DERAPAGE

 

Les rayons du soleil pénétraient dans l'appartement par la fenêtre grande ouverte. La fraîcheur vivifiante du petit matin s'engouffrait à l'intérieur, délivrant des bras de Morphée les deux amants encore enlacés. Une légère brise en provenance du large faisait osciller les pans des rideaux qu'Evan fixait du regard, sans un mouvement, hypnotisé par le ballet silencieux ainsi orchestré. Ondulations. Flux. Reflux. Un rideau.. ou une chevelure... De longs cheveux soyeux flottants au gré du vent. Evan ferma les yeux, déposa un baiser sur l'épaule de Rebecka, laissa ses pensées se disperser.

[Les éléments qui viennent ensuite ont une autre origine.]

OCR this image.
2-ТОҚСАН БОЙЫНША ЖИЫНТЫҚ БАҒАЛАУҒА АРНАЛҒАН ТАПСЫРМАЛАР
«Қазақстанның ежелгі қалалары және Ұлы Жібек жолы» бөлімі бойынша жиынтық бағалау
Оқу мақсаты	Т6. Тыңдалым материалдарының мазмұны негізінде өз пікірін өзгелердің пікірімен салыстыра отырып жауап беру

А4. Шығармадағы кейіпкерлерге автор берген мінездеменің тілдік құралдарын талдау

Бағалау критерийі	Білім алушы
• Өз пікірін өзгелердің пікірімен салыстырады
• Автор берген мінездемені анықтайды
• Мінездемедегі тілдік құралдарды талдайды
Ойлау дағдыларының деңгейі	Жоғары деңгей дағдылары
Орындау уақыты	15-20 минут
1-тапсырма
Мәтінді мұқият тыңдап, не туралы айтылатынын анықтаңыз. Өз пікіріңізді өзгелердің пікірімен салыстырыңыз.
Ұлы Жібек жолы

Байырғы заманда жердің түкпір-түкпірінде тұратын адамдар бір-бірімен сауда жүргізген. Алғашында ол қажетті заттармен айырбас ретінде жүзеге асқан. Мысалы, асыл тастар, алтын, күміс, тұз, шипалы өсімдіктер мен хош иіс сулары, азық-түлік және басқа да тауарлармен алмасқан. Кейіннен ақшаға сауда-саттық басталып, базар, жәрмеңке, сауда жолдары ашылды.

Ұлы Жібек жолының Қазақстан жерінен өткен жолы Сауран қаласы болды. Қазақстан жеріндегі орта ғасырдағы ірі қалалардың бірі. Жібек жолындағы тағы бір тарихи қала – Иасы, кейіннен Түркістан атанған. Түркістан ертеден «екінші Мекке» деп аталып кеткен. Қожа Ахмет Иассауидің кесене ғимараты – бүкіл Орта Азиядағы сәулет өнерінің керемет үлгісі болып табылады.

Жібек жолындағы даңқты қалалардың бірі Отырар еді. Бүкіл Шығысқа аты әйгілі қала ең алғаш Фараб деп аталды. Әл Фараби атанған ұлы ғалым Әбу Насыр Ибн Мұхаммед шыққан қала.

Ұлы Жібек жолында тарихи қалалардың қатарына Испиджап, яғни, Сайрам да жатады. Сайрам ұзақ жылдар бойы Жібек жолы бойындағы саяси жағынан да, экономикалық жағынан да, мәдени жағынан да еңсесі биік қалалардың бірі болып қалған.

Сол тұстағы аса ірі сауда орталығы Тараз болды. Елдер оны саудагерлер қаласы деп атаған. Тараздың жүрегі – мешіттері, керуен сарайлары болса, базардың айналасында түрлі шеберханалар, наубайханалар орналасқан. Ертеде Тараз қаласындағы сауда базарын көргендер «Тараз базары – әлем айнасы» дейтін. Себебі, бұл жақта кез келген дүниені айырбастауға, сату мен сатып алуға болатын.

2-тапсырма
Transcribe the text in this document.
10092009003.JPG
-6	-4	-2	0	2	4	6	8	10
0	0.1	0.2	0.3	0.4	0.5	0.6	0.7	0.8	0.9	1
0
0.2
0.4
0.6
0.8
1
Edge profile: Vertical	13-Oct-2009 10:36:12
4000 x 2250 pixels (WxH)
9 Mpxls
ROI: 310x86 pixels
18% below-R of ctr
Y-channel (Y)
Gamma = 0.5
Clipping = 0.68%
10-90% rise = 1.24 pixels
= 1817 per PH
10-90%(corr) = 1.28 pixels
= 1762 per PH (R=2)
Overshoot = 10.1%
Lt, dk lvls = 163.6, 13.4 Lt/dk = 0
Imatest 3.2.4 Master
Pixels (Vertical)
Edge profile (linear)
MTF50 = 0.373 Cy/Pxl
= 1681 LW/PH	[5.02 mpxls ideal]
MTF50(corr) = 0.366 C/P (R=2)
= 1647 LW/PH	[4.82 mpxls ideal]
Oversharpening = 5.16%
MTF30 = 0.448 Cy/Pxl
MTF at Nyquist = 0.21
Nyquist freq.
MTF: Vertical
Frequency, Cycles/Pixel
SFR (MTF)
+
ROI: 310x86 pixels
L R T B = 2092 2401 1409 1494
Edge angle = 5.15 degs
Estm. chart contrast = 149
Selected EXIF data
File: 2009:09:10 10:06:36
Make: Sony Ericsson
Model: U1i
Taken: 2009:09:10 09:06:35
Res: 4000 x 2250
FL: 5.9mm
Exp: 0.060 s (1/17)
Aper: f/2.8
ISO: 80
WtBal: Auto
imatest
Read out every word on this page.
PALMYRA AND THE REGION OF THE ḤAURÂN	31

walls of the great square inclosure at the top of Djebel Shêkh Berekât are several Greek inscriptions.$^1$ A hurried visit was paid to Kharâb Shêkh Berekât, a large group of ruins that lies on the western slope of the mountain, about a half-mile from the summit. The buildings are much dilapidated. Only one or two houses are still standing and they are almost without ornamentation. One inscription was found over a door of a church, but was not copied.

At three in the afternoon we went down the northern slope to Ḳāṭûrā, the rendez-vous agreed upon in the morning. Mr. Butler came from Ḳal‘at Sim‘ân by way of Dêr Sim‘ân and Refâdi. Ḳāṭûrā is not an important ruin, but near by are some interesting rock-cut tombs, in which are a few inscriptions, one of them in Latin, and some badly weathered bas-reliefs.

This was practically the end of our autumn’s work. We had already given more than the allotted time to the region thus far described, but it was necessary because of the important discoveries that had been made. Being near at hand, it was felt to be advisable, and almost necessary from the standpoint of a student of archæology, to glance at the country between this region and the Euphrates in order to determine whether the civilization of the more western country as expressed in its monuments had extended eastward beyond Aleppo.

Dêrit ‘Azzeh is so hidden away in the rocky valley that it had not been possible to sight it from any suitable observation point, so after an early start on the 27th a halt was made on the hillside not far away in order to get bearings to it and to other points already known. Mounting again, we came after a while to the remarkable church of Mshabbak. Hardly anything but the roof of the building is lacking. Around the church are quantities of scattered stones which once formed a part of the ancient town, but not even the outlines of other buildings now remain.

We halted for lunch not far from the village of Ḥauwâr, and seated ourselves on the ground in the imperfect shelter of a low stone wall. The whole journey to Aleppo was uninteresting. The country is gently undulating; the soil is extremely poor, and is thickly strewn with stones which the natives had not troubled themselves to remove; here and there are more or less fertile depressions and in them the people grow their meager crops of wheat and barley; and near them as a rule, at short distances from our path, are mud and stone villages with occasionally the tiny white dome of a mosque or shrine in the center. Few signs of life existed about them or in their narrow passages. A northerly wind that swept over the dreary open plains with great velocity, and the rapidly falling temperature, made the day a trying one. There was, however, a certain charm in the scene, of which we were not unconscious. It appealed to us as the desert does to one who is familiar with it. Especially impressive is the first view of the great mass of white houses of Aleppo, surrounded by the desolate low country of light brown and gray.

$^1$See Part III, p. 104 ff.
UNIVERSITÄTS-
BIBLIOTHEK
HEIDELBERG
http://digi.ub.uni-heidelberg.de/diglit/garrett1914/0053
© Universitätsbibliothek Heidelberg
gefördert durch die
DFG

Souvenirs... souvenir d'une plage d'opalines sur laquelle ils s'étaient rencontrés...souvenir de sensations partagées, pour les mêmes musiques... mêmes saveurs... mêmes émotions... souvenir d'étreintes passionnées au coucher du soleil, dans la lumière rouge d'un ciel de feu... une fragrance... souvenirs d'odeurs charnelles, un goût de sel, une mélopée lancinante... des corps qui suent et qui se heurtent... explosions des sens... déchirures... des pensées perdues, noyées dans l'euphorie, puis sauvées des eaux de l'oubli...

Elle est parfaite pensa Evan, oui...parfaite.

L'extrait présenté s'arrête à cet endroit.